Lo stesso Draghi ha sottolineato la necessità di un forte ampliamento del budget europeo della difesa, evidenziando anche la necessità di rafforzare l’industria europea della difesa. A questo proposito c’è un problema, però. Secondo dati del Sipri, la Ue importa da paesi extra-Ue ben il 78% delle sue importazioni di armi. Di questa quota il 55% viene dagli Usa mentre il 23% restante viene da Israele, Turchia, Corea del Sud, ecc. Del resto, gli Usa hanno un apparato industriale militare per dimensioni senza rivali: le prime cinque imprese militari del mondo sono statunitensi e tra le prime dieci di europea c’è solo la britannica BAE Systems, mentre Airbus e Leonardo, le prime imprese della Ue in classifica, sono rispettivamente al dodicesimo e al tredicesimo posto. Di conseguenza, una parte importante delle centinaia di miliardi che i paesi Ue spenderanno finiranno nelle tasche di imprese statunitensi. Non c’è che dire, si tratta di un ottimo risultato per Trump, che è riuscito a ottenere dall’Europa l’aumento delle spese militari al 5% del Pil come chiedeva da tempo.

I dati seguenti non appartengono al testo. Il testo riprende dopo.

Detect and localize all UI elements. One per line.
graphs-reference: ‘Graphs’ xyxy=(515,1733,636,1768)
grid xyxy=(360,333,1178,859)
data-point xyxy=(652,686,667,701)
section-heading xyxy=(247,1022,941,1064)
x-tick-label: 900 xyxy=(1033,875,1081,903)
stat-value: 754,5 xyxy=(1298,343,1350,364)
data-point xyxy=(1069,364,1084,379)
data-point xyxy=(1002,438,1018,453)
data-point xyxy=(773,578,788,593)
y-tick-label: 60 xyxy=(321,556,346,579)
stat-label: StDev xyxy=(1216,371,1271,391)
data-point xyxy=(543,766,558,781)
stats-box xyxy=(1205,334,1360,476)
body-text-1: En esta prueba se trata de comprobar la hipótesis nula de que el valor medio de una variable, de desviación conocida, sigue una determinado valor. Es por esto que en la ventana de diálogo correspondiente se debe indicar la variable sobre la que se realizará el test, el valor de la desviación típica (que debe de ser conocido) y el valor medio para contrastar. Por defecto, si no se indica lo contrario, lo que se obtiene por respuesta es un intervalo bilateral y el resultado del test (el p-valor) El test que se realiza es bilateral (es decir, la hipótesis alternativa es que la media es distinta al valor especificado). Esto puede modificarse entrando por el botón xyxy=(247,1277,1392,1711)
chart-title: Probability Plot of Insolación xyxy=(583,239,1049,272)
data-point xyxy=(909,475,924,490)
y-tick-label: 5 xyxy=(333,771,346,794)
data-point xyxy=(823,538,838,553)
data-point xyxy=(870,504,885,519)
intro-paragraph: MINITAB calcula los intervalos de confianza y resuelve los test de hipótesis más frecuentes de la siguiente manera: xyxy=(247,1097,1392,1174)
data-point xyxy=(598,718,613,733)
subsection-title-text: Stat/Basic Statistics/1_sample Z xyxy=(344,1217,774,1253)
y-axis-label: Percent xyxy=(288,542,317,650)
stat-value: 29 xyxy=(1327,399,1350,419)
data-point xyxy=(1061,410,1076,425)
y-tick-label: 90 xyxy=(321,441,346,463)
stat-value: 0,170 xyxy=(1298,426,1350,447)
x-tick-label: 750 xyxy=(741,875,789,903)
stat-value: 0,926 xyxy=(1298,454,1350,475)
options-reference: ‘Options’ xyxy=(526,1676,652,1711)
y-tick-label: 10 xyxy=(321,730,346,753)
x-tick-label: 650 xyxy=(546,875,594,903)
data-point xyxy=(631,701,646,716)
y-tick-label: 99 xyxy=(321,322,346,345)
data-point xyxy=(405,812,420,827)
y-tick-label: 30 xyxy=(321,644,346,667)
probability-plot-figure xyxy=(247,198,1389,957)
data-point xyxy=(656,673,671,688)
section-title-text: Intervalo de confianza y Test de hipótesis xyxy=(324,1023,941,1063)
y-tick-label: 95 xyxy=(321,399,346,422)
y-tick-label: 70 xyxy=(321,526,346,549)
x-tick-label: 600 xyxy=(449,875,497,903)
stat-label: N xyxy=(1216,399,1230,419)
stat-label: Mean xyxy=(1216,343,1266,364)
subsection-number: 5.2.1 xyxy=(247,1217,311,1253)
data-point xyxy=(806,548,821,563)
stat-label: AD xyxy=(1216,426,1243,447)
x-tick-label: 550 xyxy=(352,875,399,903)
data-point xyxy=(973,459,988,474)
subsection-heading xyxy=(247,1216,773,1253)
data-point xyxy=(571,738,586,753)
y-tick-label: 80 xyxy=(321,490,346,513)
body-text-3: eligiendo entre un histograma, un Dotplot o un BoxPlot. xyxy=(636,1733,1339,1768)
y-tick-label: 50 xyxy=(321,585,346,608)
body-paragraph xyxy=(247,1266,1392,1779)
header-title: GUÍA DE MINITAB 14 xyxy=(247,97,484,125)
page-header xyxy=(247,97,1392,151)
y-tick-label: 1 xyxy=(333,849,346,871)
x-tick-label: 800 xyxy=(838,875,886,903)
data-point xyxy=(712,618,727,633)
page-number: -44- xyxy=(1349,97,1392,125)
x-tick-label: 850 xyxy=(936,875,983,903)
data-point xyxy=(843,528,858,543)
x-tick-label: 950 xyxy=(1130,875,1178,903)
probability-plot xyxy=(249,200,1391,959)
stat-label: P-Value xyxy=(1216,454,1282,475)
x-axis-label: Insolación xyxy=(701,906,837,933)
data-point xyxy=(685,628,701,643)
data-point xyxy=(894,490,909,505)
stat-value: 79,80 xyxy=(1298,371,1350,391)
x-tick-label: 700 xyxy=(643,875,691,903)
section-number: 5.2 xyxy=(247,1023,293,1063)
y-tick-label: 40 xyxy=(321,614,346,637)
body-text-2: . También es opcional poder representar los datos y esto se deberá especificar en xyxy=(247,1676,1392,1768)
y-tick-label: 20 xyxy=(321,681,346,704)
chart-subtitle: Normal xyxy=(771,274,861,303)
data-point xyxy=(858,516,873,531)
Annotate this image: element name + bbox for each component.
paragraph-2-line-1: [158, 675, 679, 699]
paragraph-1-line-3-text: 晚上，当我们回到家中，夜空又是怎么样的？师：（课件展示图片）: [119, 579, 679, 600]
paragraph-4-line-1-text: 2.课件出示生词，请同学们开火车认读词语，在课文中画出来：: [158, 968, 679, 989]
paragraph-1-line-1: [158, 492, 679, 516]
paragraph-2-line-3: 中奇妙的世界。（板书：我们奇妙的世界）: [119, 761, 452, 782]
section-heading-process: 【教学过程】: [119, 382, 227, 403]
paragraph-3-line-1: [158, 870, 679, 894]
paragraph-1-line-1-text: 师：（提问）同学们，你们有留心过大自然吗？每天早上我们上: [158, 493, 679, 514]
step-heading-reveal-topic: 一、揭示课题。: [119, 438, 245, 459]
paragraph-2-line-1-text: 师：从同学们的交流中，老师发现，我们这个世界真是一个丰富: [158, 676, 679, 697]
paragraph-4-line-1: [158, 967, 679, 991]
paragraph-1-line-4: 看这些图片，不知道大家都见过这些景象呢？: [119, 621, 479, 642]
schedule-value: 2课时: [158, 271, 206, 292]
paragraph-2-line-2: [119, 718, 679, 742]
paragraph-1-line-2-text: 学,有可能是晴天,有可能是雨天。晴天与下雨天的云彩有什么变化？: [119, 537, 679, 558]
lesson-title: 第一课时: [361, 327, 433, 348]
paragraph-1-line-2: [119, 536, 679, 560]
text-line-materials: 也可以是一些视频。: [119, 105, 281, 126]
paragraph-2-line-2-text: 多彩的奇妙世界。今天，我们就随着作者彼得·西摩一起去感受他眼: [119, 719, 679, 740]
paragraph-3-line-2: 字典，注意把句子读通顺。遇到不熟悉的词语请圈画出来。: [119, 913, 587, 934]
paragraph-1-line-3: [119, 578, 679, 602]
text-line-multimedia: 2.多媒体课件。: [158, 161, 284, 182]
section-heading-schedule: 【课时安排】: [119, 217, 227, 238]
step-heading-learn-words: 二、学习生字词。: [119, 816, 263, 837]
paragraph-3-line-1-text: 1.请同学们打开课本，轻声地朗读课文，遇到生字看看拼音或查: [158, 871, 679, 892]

Concludendo, la Ue e la Nato hanno creato un nemico, la Russia, e attorno a questa idea si stanno riarmando come non accadeva da ottanta anni. A dispetto della Meloni, che recentemente ha citato il vecchio detto latino “si vis pacem, para bellum”, la corsa al riarmo prepara sempre la guerra e non la pace, come è accaduto anche a ridosso della Prima e della Seconda guerra mondiale.